Located on the busy intersection of Madero street and Eje Central (probably the country’s most populated crosswalk), and a few steps from Bellas Artes, the Torre Latinoamericana sits at the center of the city’s history and activity. Since it’s so close to those other landmarks, it’s convenient and easy to take a little detour and access the lookout at the very top of the building, 182 meters above street level. It’s the best view of the historic center which makes for some memorable photographs as well. The top of the building is covered in wire mesh as tragically, in the past, some people have chosen the building to end their lives here, jumping to the streets below. Fortunately, that doesn’t happen anymore and it’s recommended to visit on a sunny day, so you can get a clear glimpse of the Basílica de Guadalupe, Bellas Artes, the National Palace, and the Monumento a la Raza, all from the same location.

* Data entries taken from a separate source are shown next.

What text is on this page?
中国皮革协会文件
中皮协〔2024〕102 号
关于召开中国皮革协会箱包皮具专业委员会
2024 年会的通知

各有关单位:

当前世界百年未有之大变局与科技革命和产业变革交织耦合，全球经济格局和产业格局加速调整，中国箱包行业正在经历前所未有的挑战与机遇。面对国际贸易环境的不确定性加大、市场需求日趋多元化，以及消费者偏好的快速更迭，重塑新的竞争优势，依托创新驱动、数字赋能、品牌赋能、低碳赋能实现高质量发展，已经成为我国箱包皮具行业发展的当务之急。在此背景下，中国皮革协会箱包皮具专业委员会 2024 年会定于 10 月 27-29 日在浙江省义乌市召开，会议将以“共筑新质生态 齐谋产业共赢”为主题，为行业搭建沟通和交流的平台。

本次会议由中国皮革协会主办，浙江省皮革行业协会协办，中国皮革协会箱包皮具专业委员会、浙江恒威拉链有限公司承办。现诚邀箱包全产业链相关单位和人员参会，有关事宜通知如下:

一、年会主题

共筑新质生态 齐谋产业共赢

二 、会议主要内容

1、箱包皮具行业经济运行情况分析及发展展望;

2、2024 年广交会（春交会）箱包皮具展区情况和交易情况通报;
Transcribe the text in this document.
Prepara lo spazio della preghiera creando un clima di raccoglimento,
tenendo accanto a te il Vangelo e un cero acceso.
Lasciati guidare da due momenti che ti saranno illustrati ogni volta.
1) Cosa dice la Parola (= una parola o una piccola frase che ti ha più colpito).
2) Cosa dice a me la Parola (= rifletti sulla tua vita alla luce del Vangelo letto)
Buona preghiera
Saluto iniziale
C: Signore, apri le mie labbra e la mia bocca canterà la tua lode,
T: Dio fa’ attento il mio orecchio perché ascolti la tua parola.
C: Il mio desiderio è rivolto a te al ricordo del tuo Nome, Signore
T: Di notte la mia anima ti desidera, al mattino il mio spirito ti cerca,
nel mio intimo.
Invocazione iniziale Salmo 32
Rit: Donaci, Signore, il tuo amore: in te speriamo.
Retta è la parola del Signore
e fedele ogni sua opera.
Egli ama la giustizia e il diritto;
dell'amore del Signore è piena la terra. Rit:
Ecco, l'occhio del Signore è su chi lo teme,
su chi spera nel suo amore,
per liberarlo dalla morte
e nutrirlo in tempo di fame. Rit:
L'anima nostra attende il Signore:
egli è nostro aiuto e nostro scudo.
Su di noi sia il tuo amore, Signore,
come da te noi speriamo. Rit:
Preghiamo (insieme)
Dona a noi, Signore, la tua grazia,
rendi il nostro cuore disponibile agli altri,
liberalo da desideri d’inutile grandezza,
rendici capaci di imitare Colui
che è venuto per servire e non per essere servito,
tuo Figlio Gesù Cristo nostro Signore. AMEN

Access is only $130 pesos and there are a couple of museums inside the skyscraper that detail the history of the city and its historic center, there are snacks like popcorn for sale, and even a restaurant, the Miralto Restaurante & Bar, for a more relaxed kind of meal. There’s a huge LED digital clock at the top of the building, and it’s unofficially the city’s main timekeeper.
Other attractions are a wax museum, a house of mirrors, a rotating tunnel, and a 4D simulator; the Torre Latinoamericana has reinvented itself as some sort of theme park long after it lost its place amongst the tallest buildings in the city.